After 5 months of enjoying exceptional government aid, troubled French companies have only 45 days to announce their inability to pay their dues before the Commercial Court, and this will lead to a wave of bankruptcy cases in the coming weeks.
In an article published by the French newspaper Lesechos, the writer Guillaume de Calignon says that the measures taken by authorities to support affected companies from March 12 to August 24 have led to the mitigation of the devastating economic effects of the Corona pandemic, but that may not. It stops the wave of bankruptcy that experts expect in the coming period.
Governmental actions :
Bruno de Mora Fernandes, an economist at the French foreign trade insurance company, Coface, confirms that “in most European countries, such as Spain, Italy or the United Kingdom, there have been temporary amendments to bankruptcy law to try to delay the declaration of bankruptcy by troubled companies and give them a chance to recover. During the closing period. ”

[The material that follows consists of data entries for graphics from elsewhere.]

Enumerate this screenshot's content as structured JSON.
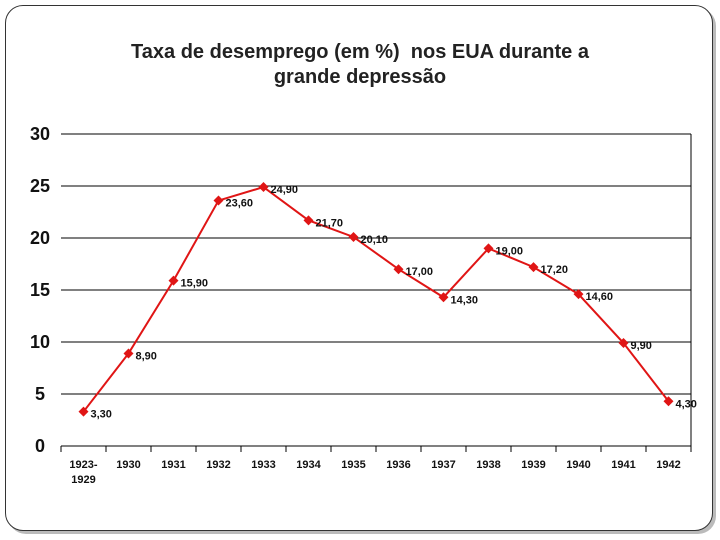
{
  "chart_data": {
    "type": "line",
    "title_line1": "Taxa de desemprego (em %)  nos EUA durante a",
    "title_line2": "grande depressão",
    "categories": [
      [
        "1923-",
        "1929"
      ],
      [
        "1930"
      ],
      [
        "1931"
      ],
      [
        "1932"
      ],
      [
        "1933"
      ],
      [
        "1934"
      ],
      [
        "1935"
      ],
      [
        "1936"
      ],
      [
        "1937"
      ],
      [
        "1938"
      ],
      [
        "1939"
      ],
      [
        "1940"
      ],
      [
        "1941"
      ],
      [
        "1942"
      ]
    ],
    "values": [
      3.3,
      8.9,
      15.9,
      23.6,
      24.9,
      21.7,
      20.1,
      17.0,
      14.3,
      19.0,
      17.2,
      14.6,
      9.9,
      4.3
    ],
    "data_labels": [
      "3,30",
      "8,90",
      "15,90",
      "23,60",
      "24,90",
      "21,70",
      "20,10",
      "17,00",
      "14,30",
      "19,00",
      "17,20",
      "14,60",
      "9,90",
      "4,30"
    ],
    "yticks": [
      "0",
      "5",
      "10",
      "15",
      "20",
      "25",
      "30"
    ],
    "ylim": [
      0,
      30
    ],
    "ytick_step": 5,
    "grid": true,
    "legend": "none",
    "series_color": "#e01515",
    "grid_color": "#000000"
  }
}
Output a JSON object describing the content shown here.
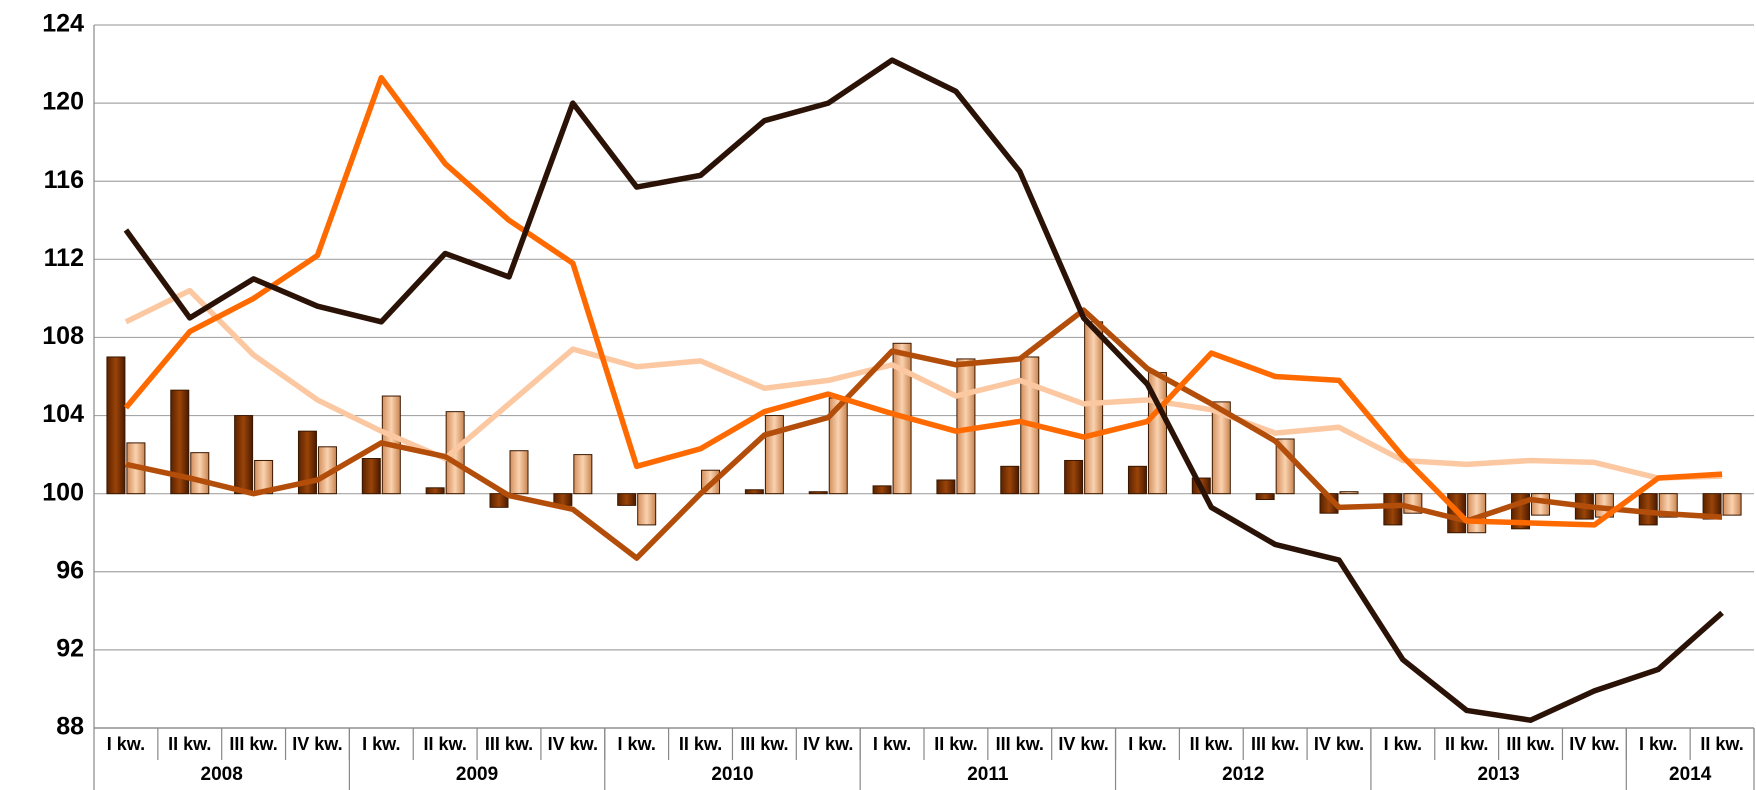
{
  "chart_data": {
    "type": "bar_line",
    "categories": [
      "I kw.",
      "II kw.",
      "III kw.",
      "IV kw.",
      "I kw.",
      "II kw.",
      "III kw.",
      "IV kw.",
      "I kw.",
      "II kw.",
      "III kw.",
      "IV kw.",
      "I kw.",
      "II kw.",
      "III kw.",
      "IV kw.",
      "I kw.",
      "II kw.",
      "III kw.",
      "IV kw.",
      "I kw.",
      "II kw.",
      "III kw.",
      "IV kw.",
      "I kw.",
      "II kw."
    ],
    "x_groups": [
      {
        "label": "2008",
        "size": 4
      },
      {
        "label": "2009",
        "size": 4
      },
      {
        "label": "2010",
        "size": 4
      },
      {
        "label": "2011",
        "size": 4
      },
      {
        "label": "2012",
        "size": 4
      },
      {
        "label": "2013",
        "size": 4
      },
      {
        "label": "2014",
        "size": 2
      }
    ],
    "ylim": [
      88,
      124
    ],
    "yticks": [
      88,
      92,
      96,
      100,
      104,
      108,
      112,
      116,
      120,
      124
    ],
    "grid": true,
    "bar_base": 100,
    "bars": [
      {
        "color": "#7a3300",
        "values": [
          107.0,
          105.3,
          104.0,
          103.2,
          101.8,
          100.3,
          99.3,
          99.4,
          99.4,
          100.0,
          100.2,
          100.1,
          100.4,
          100.7,
          101.4,
          101.7,
          101.4,
          100.8,
          99.7,
          99.0,
          98.4,
          98.0,
          98.2,
          98.7,
          98.4,
          98.7
        ]
      },
      {
        "color": "#f0b07e",
        "values": [
          102.6,
          102.1,
          101.7,
          102.4,
          105.0,
          104.2,
          102.2,
          102.0,
          98.4,
          101.2,
          104.0,
          104.9,
          107.7,
          106.9,
          107.0,
          108.8,
          106.2,
          104.7,
          102.8,
          100.1,
          99.0,
          98.0,
          98.9,
          98.8,
          98.8,
          98.9
        ]
      }
    ],
    "series": [
      {
        "color": "#fcc8a2",
        "values": [
          108.8,
          110.4,
          107.1,
          104.8,
          103.2,
          101.8,
          104.6,
          107.4,
          106.5,
          106.8,
          105.4,
          105.8,
          106.6,
          105.0,
          105.8,
          104.6,
          104.8,
          104.3,
          103.1,
          103.4,
          101.7,
          101.5,
          101.7,
          101.6,
          100.8,
          100.9
        ]
      },
      {
        "color": "#b34d0a",
        "values": [
          101.5,
          100.8,
          100.0,
          100.7,
          102.6,
          101.9,
          99.9,
          99.2,
          96.7,
          100.0,
          103.0,
          103.9,
          107.3,
          106.6,
          106.9,
          109.4,
          106.4,
          104.6,
          102.7,
          99.3,
          99.4,
          98.6,
          99.7,
          99.3,
          99.0,
          98.8
        ]
      },
      {
        "color": "#ff6a00",
        "values": [
          104.4,
          108.3,
          110.0,
          112.2,
          121.3,
          116.9,
          114.0,
          111.8,
          101.4,
          102.3,
          104.2,
          105.1,
          104.1,
          103.2,
          103.7,
          102.9,
          103.7,
          107.2,
          106.0,
          105.8,
          101.9,
          98.6,
          98.5,
          98.4,
          100.8,
          101.0
        ]
      },
      {
        "color": "#2b1206",
        "values": [
          113.5,
          109.0,
          111.0,
          109.6,
          108.8,
          112.3,
          111.1,
          120.0,
          115.7,
          116.3,
          119.1,
          120.0,
          122.2,
          120.6,
          116.5,
          109.0,
          105.6,
          99.3,
          97.4,
          96.6,
          91.5,
          88.9,
          88.4,
          89.9,
          91.0,
          93.9
        ]
      }
    ]
  }
}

According to the writer, France has succeeded in achieving this goal to a large extent at least until mid-August, when the “Altaras” institution has monitored only 20 thousand and 250 bankruptcies since the beginning of this year, which is 40% less than the bankruptcy cases that were recorded during The same period last year.
But things may deteriorate sharply in the coming period, and Terry Mellon, director of studies in Altares, believes that “from now on it will be difficult to avoid waves of bankruptcy,” especially in sectors such as tourism, sector of organizing parties and events. hotels and restaurants.
Fernandes expects that in 2021 bankruptcies will reach the level they reached after the 2009 financial crisis, about 62,000 bankruptcies annually.
Threatening corporate issues :
Dennis Lobos, president of ARC, a company specialized in debt collection, talks about what happened in the past period, saying, “During the period of closure and the decline in economic activity, companies followed two different approaches, some of which benefited from government measures to the maximum extent and did not pay suppliers despite obtaining loans from the state. On the other hand, other companies paid their bills on time as much as possible, and this prompted suppliers to file cases against the first category, and leniency with the second category.
Terry Mellon believes that the longer the owners of troubled companies resort to commercial court, the less likely they will receive support, the problems accumulate more and the possibility of their continuation becomes very slim.
Mellon adds, “Since the beginning of last April, cases have been filed against at least 100 small and medium-sized companies, each employing more than 100 employees, and achieving sales of more than 20 million euros. Most of the cases have been filed before the bankruptcy court, and they have managed Some companies were able to conclude reconciliations and were able to continue their activities according to the restructuring plan. ”
Loan repayment postponement :
The French government has made progress in its negotiations with banks to extend the period of repayment of loans owed by troubled companies.
Fernandes comments, saying that the French authorities have no interest during the current period in pressuring companies to quickly repay the loans they obtained last spring.
The French Economy Minister, Bruno Le Maire, announced in an interview with Les Echos that he wanted to establish a long-term loan system for a period of at least 7 years, in order to support French companies.
Dennis Lobos expressed his support for this approach, saying that the real difficulty facing small and medium-sized companies is their lack of sufficient capital to face the crises.
This means that any other injury between the players will stop the team activity.
In recent weeks, several French first-division clubs have reported injuries to Lyon, Marseille, Rennes, Nantes and Montpellier.
This led to the postponement of the season-opening match between Marseille and Saint-Etienne on August 21.